The Supreme Court yesterday refused to be drawn into a Northern Virginia controversy that has sent sewerage bills soaring in the City of Manassas Park.
The court let stand a ruling by the Court of Claims that the federal government is not liable for the cost overruns on a new $82.3 million sewage plant in Prince William County that had to be upgraded to meet environmental regulations.
The justices refused to hear arguments by the city and the Upper Occoquan Sewage Authority from an order denying them more federal financing for the plant, the cost of which almost doubled because federal pollution rules were changed while it was under construction.
"I'm disappointed," said Manassas Prk City Attorney Charles S. Perry, who said the city will press its case for financial relief elsewhere.
Changes mandated by the Environmental Protection Agency caused some sewage bills in the community to double or triple, prompting protests and appeals to both Congress and the state government for financial aid. Sewage bills for many of the city's 1,900 residential customers range from $100 to $150 every two months, city officals said yesterday.

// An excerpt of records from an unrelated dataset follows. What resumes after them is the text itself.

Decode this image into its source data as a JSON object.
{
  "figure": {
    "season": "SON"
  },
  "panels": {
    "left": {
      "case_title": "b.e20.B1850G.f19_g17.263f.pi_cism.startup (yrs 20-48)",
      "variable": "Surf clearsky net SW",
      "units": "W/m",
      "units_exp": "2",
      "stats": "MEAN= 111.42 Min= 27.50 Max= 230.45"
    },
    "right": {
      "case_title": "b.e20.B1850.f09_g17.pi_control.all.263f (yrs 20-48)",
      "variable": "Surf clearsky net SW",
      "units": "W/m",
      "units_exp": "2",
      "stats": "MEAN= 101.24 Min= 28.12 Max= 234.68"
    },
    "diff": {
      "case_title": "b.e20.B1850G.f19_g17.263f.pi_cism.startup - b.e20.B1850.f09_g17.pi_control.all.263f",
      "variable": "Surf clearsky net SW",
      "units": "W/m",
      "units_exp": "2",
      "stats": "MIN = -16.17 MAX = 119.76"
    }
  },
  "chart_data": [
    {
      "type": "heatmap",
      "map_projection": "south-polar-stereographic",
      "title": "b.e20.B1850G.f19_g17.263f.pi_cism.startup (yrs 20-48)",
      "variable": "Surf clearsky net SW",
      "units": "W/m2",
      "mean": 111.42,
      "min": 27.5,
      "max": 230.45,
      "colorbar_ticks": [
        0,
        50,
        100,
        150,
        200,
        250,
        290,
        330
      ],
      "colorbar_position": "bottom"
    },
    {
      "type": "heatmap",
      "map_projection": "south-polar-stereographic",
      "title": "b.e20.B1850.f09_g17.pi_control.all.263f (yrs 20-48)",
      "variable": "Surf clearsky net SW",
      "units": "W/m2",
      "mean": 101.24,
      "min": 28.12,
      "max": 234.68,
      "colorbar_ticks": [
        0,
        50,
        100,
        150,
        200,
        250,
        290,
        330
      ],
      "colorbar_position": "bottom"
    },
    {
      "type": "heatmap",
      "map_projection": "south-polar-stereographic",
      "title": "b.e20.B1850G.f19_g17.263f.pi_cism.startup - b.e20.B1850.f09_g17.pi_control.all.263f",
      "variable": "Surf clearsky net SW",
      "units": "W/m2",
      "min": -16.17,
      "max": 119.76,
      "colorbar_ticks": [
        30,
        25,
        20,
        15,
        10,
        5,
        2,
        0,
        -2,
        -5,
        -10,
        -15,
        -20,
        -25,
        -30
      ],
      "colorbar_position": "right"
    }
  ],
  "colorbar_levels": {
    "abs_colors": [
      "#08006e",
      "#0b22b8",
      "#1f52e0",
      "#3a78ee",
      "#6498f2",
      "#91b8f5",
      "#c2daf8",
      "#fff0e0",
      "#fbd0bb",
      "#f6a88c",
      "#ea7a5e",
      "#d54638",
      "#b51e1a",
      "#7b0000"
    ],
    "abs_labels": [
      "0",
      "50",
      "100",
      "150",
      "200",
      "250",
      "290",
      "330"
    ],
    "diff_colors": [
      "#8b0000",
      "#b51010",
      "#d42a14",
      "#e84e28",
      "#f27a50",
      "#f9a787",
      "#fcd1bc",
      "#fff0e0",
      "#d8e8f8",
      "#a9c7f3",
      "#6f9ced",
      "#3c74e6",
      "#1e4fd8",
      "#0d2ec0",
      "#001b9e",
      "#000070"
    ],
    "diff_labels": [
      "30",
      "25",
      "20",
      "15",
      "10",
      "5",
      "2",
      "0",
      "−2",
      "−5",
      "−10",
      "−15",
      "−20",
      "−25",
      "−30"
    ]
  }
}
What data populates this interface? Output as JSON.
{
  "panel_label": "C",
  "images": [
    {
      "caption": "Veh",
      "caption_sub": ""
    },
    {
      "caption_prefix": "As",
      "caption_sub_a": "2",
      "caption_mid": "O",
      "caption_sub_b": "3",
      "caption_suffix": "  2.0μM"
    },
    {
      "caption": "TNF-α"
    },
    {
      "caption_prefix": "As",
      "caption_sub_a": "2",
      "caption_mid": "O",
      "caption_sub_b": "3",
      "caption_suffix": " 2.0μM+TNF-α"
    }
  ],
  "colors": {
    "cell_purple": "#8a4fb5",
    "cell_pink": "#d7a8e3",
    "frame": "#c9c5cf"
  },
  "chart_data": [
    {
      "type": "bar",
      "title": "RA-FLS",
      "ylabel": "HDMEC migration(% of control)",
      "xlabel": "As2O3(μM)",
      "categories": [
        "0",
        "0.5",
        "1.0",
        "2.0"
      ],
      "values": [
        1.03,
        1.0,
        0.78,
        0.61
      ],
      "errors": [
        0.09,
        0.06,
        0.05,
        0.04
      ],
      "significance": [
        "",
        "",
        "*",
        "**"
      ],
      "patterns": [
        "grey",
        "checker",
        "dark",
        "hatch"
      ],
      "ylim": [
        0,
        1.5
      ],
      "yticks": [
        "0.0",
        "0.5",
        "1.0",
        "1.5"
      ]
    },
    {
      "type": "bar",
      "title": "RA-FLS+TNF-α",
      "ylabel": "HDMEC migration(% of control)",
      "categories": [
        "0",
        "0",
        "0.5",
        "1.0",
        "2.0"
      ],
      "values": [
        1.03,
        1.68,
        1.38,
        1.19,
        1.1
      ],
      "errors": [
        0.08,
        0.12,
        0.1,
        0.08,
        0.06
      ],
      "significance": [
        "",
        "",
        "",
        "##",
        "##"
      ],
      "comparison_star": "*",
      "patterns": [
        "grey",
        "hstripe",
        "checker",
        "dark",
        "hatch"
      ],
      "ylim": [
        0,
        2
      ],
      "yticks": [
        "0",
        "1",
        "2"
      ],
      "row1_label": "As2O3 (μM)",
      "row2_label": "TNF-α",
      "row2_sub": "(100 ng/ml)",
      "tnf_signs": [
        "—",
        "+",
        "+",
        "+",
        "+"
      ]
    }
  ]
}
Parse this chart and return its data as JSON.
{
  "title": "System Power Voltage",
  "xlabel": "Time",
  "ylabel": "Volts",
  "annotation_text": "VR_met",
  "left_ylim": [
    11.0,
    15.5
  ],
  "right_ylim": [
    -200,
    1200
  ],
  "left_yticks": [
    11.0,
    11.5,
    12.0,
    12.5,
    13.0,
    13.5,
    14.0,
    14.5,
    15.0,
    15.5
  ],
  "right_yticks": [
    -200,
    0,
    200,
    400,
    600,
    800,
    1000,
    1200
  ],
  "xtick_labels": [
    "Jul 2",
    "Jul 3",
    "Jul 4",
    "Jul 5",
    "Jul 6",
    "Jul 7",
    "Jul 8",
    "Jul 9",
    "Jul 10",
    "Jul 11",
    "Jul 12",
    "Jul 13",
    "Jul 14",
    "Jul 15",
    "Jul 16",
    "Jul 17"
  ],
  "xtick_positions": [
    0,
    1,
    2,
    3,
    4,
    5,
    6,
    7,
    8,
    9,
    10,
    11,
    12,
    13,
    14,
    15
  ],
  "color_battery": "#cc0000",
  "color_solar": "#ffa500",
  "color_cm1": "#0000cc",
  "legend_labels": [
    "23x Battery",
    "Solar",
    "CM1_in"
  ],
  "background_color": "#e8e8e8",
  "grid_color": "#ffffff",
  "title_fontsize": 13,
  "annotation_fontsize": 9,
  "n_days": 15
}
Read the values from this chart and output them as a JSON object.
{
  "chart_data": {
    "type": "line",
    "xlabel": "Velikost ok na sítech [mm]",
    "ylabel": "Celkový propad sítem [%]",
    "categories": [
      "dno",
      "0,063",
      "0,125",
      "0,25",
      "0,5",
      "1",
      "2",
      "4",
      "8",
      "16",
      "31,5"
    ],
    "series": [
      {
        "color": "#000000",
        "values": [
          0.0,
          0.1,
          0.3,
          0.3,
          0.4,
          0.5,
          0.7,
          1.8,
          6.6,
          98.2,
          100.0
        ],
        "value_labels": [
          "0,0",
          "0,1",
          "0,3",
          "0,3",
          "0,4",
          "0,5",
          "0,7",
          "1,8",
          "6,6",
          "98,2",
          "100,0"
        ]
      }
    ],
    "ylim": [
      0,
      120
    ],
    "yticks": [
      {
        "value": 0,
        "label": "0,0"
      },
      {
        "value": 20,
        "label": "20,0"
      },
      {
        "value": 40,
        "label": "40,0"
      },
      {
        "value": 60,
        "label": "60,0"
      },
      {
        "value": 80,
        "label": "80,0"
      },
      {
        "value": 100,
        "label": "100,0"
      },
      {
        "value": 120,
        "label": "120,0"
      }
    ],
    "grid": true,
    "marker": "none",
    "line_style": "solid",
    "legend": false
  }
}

Some Manassas Park residents have complained the bills are so high that they not only have difficulty paying their bills, but their homes have become hard to sell.
Under the Clean Water Act, the Environmental Protection Agency is authorized to fund 75 percent of the cost of construction of publicly owned sewage treatment works. Since the EPA issued the regulations that forced revisions in the plant, the local governments sued the federal government seeking additional aid.
But the Court of Claims, a federal court that hears claims against the government, rejected the localities' arguments and the Supreme Court yesterday refused to review the case.